The PBAC accepted that some doctors may find glucose injection a useful item in their emergency supply list. However, it was considered preferable and reasonable for those doctors to buy this inexpensive item on an 'as needed' basis, rather than to include it as a routine item in the Doctor's Bag with the attendant wastage. The PBAC reconsidered the matter at its March 1995 and March 1996 meetings, but remained of the same view.

Schedule of Pharmaceutical Benefits - ATC classification

Sir, - I am writing in response to the letter from Dr J. Ziegler (`Your questions to the PBAC' Aust Prescr 1996;19:101-3) relating to the Schedule of Pharmaceutical Benefits.

I write in support of his (and many others') criticisms of the ATC classification used in the Schedule. The PBAC apparently considers the Schedule as having an 'important educational role'. Any examination of the publication will reveal that it contains an alphabetical list of drugs currently available for subsidy, supplemented with some information about costs, the manufacturers of the drugs and the rules and regulations pertaining to the PBS. Even with the ATC groupings, the amount of educational content is minimal. If prescribers do not already possess the very basic pharmacological knowledge contained within the classification, then one should seriously consider their right to prescribe! The ATC groupings may be appropriate in a publication such as MIMS where a prescriber might be looking for therapeutic alternatives for a particular indication; however, this is not the role of the Schedule of Pharmaceutical Benefits.

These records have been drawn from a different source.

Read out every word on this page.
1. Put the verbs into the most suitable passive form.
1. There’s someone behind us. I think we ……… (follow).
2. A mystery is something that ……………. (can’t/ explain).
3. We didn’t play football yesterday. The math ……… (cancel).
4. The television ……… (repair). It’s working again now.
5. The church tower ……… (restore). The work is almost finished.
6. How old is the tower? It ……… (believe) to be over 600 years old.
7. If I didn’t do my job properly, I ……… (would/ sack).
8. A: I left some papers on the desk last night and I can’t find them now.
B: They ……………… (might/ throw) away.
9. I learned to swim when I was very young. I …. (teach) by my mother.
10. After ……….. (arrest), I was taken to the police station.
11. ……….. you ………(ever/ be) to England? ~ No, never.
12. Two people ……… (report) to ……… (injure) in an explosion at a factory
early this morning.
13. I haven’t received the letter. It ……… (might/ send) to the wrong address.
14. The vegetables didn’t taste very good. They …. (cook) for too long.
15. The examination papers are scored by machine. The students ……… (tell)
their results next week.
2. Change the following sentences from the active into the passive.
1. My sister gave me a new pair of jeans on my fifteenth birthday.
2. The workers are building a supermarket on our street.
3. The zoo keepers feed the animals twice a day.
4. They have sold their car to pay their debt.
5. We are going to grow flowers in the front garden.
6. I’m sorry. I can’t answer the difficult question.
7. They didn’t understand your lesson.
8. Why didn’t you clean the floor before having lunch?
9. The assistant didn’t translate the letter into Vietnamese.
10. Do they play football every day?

The point of difference is that the PBAC considers, or wishes to make, the Schedule something that it is not. Any time and motion study would confirm that a simple alphabetical listing would allow the most efficient use of the Schedule. It is unfortunate that a learned body such as the PBAC, entrusted with the task of making objective evaluations of drugs submitted for subsidy, should turn such a deaf ear to reasoned criticism of the ATC format in the Schedule. It would seem that they are trying to make a silk purse out of a sow's ear.